The problem is simple math. Schapiro’s departure next week leaves the SEC’s ruling body with two commissioners from each party. To effectively govern, a fifth vote is necessary. It’s precisely why the SEC, like the Commodity Futures Trading Commission and Federal Trade Commission, was established along these lines.
That affects investors for two basic reasons. First, without a deciding fifth vote it will be virtually impossible to pass new rules overseeing financial services, such as whether additional investor safeguards should be imposed on the $2.6 trillion money markets. Democrat Luis Aguilar opposed reforms supported by Schapiro until a proper study could show whether post-crisis modifications had been effective.
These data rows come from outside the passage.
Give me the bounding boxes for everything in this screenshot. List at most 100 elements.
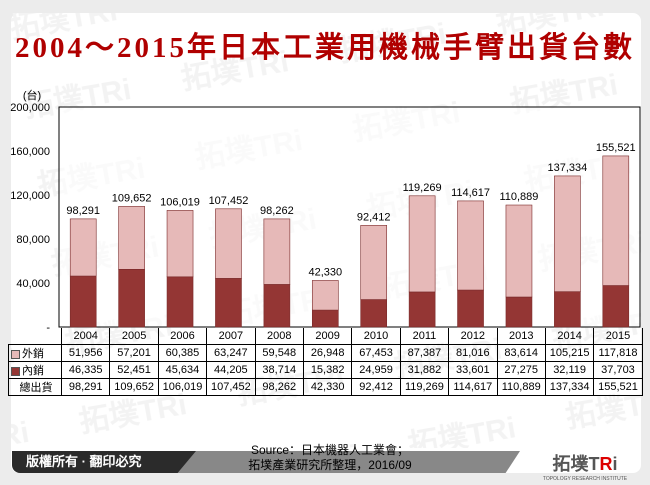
year-cell: 2004 (60, 328, 111, 345)
bar-export-2015 (602, 155, 630, 286)
tri-logo: 拓墣TRi TOPOLOGY RESEARCH INSTITUTE (535, 450, 635, 482)
y-tick-label: 40,000 (16, 278, 50, 290)
total-cell: 106,019 (157, 378, 208, 396)
total-data-label: 137,334 (547, 162, 587, 174)
bar-domestic-2011 (408, 291, 436, 328)
total-data-label: 98,262 (260, 205, 294, 217)
bar-domestic-2013 (505, 296, 533, 328)
domestic-cell: 24,959 (351, 361, 401, 379)
bar-domestic-2004 (69, 275, 97, 328)
domestic-cell: 15,382 (302, 361, 353, 379)
bar-export-2013 (505, 204, 533, 298)
total-data-label: 155,521 (596, 142, 636, 154)
export-cell: 105,215 (544, 344, 595, 362)
bar-domestic-2015 (602, 285, 630, 328)
export-cell: 51,956 (60, 344, 111, 362)
total-cell: 137,334 (544, 378, 595, 396)
export-cell: 87,387 (399, 344, 450, 362)
export-cell: 59,548 (254, 344, 304, 362)
year-cell: 2006 (157, 328, 208, 345)
bar-export-2011 (408, 195, 436, 293)
export-legend-swatch (11, 349, 20, 359)
domestic-cell: 32,119 (544, 361, 595, 379)
year-row: 2004 2005 2006 2007 2008 2009 2010 2011 2012 2013… (8, 328, 643, 345)
total-data-label: 109,652 (112, 192, 152, 204)
total-data-label: 107,452 (209, 195, 249, 207)
bar-export-2010 (360, 225, 388, 300)
total-cell: 107,452 (206, 378, 256, 396)
y-tick-label: 160,000 (10, 146, 50, 158)
total-cell: 98,262 (254, 378, 304, 396)
bar-domestic-2005 (118, 269, 145, 328)
bar-export-2014 (554, 175, 581, 292)
export-cell: 117,818 (593, 344, 643, 362)
total-cell: 109,652 (109, 378, 159, 396)
bar-export-2012 (457, 200, 484, 291)
bar-domestic-2007 (215, 278, 242, 328)
total-data-label: 92,412 (357, 211, 391, 223)
bar-export-2009 (311, 280, 339, 311)
bar-export-2004 (69, 218, 97, 277)
bar-domestic-2012 (457, 289, 484, 328)
logo-subtitle: TOPOLOGY RESEARCH INSTITUTE (542, 476, 628, 482)
bar-domestic-2009 (311, 309, 339, 328)
domestic-cell: 46,335 (60, 361, 111, 379)
bar-export-2006 (166, 210, 194, 278)
bar-export-2008 (263, 218, 291, 285)
domestic-cell: 52,451 (109, 361, 159, 379)
domestic-cell: 37,703 (593, 361, 643, 379)
total-label: 總出貨 (19, 382, 53, 394)
y-tick-label: 200,000 (10, 102, 50, 114)
plot-area (58, 106, 641, 328)
year-cell: 2007 (206, 328, 256, 345)
year-cell: 2014 (544, 328, 595, 345)
bar-domestic-2008 (263, 284, 291, 328)
domestic-cell: 31,882 (399, 361, 450, 379)
y-tick-label: 120,000 (10, 190, 50, 202)
year-cell: 2012 (448, 328, 498, 345)
total-data-label: 98,291 (66, 205, 100, 217)
domestic-cell: 38,714 (254, 361, 304, 379)
total-cell: 155,521 (593, 378, 643, 396)
data-table: 2004 2005 2006 2007 2008 2009 2010 2011 2012 2013… (8, 328, 643, 396)
source-line-2: 拓墣產業研究所整理，2016/09 (248, 458, 412, 472)
total-cell: 114,617 (448, 378, 498, 396)
source-note: Source：日本機器人工業會； 拓墣產業研究所整理，2016/09 (200, 443, 460, 473)
export-cell: 83,614 (496, 344, 546, 362)
total-cell: 92,412 (351, 378, 401, 396)
slide-title: 2004～2015年日本工業用機械手臂出貨台數 (14, 32, 635, 64)
year-cell: 2008 (254, 328, 304, 345)
total-data-label: 119,269 (403, 182, 442, 194)
bar-export-2007 (215, 208, 242, 279)
total-row: 總出貨 98,291 109,652 106,019 107,452 98,262 42,3… (8, 378, 643, 396)
year-cell: 2015 (593, 328, 643, 345)
total-cell: 98,291 (60, 378, 111, 396)
export-cell: 60,385 (157, 344, 208, 362)
year-cell: 2011 (399, 328, 450, 345)
y-tick-label: 80,000 (16, 234, 50, 246)
year-cell: 2009 (302, 328, 353, 345)
copyright-notice: 版權所有 · 翻印必究 (12, 451, 196, 473)
export-cell: 81,016 (448, 344, 498, 362)
total-data-label: 110,889 (499, 191, 538, 203)
total-cell: 119,269 (399, 378, 450, 396)
domestic-cell: 33,601 (448, 361, 498, 379)
export-row: 外銷 51,956 57,201 60,385 63,247 59,548 26,948 67… (8, 344, 643, 362)
bar-export-2005 (118, 206, 145, 270)
total-data-label: 42,330 (308, 266, 342, 278)
bar-domestic-2006 (166, 276, 194, 328)
bar-domestic-2014 (554, 291, 581, 328)
year-cell: 2013 (496, 328, 546, 345)
total-data-label: 106,019 (160, 196, 200, 208)
source-line-1: Source：日本機器人工業會； (250, 443, 410, 457)
y-axis-unit: (台) (23, 88, 41, 102)
domestic-cell: 44,205 (206, 361, 256, 379)
total-data-label: 114,617 (451, 187, 490, 199)
export-cell: 26,948 (302, 344, 353, 362)
year-cell: 2005 (109, 328, 159, 345)
export-label: 外銷 (22, 348, 44, 360)
total-cell: 42,330 (302, 378, 353, 396)
total-cell: 110,889 (496, 378, 546, 396)
export-cell: 57,201 (109, 344, 159, 362)
domestic-legend-swatch (11, 366, 20, 376)
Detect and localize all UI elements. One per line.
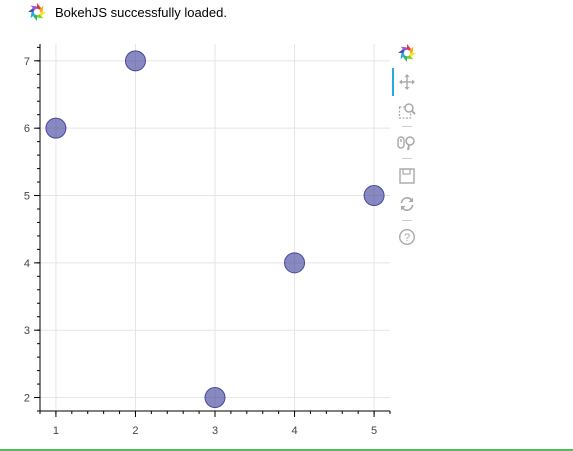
x-tick-label: 4 <box>291 425 297 437</box>
banner-text: BokehJS successfully loaded. <box>55 4 227 20</box>
y-tick-label: 2 <box>24 393 30 405</box>
reset-tool-button[interactable] <box>396 193 418 215</box>
x-tick-label: 5 <box>371 425 377 437</box>
y-tick-label: 5 <box>24 191 30 203</box>
help-icon: ? <box>398 228 416 246</box>
bokeh-logo-icon <box>28 3 46 21</box>
wheel-zoom-tool-button[interactable] <box>396 132 418 154</box>
box-zoom-icon <box>398 103 416 119</box>
save-icon <box>399 168 415 184</box>
y-tick-label: 6 <box>24 123 30 135</box>
toolbar-divider <box>402 126 412 127</box>
toolbar-divider <box>402 158 412 159</box>
active-tool-indicator <box>392 68 394 96</box>
bottom-border <box>0 449 573 451</box>
save-tool-button[interactable] <box>396 165 418 187</box>
scatter-point[interactable] <box>45 117 67 139</box>
svg-text:?: ? <box>404 232 410 244</box>
toolbar-divider <box>402 220 412 221</box>
x-tick-label: 1 <box>53 425 59 437</box>
y-tick-label: 3 <box>24 325 30 337</box>
scatter-point[interactable] <box>204 387 226 409</box>
scatter-point[interactable] <box>284 252 306 274</box>
reset-icon <box>400 197 414 211</box>
scatter-point[interactable] <box>124 50 146 72</box>
grid-lines <box>40 44 390 411</box>
help-tool-button[interactable]: ? <box>396 226 418 248</box>
pan-tool-button[interactable] <box>396 71 418 93</box>
wheel-zoom-icon <box>397 136 415 151</box>
axes: 1 2 3 4 5 2 3 4 5 6 7 <box>24 44 391 437</box>
scatter-point[interactable] <box>363 185 385 207</box>
y-tick-label: 7 <box>24 56 30 68</box>
box-zoom-tool-button[interactable] <box>396 100 418 122</box>
x-tick-label: 3 <box>212 425 218 437</box>
pan-icon <box>399 74 415 90</box>
status-banner: BokehJS successfully loaded. <box>27 1 227 23</box>
y-tick-label: 4 <box>24 258 30 270</box>
toolbar-logo[interactable] <box>396 42 418 64</box>
bokeh-logo-icon <box>398 44 416 62</box>
x-tick-label: 2 <box>132 425 138 437</box>
scatter-markers <box>45 50 385 409</box>
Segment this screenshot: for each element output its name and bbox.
The report was issued last week. For the most part, it suggests that while changes made in 2010 were helpful, they alone wouldn’t have prevented the Reserve Primary Fund from “breaking the buck” in 2008. The results might convince Aguilar to support some of the proposals embraced by Schapiro, Reuters reported on Friday. Absent a fifth vote, however, the objections of the two Republican commissioners would still sink the initiative.
Finally, there’s the recruitment problem. Though Elisse Walter was given the chairman title, news reports suggest she’s a short-term fix with her term ending in a year. That gives cold comfort to securities lawyers who might otherwise be willing to work for the SEC. Just this week, the regulator lost its general counsel, its trading and markets director and the head of the corporate finance division. Who would take a senior position at an agency whose boss is leaving soon?
The president may have avoided a confirmation battle over leadership at the SEC. But he has done no favors for investors by leaving the watchdog rudderless and, ultimately, toothless.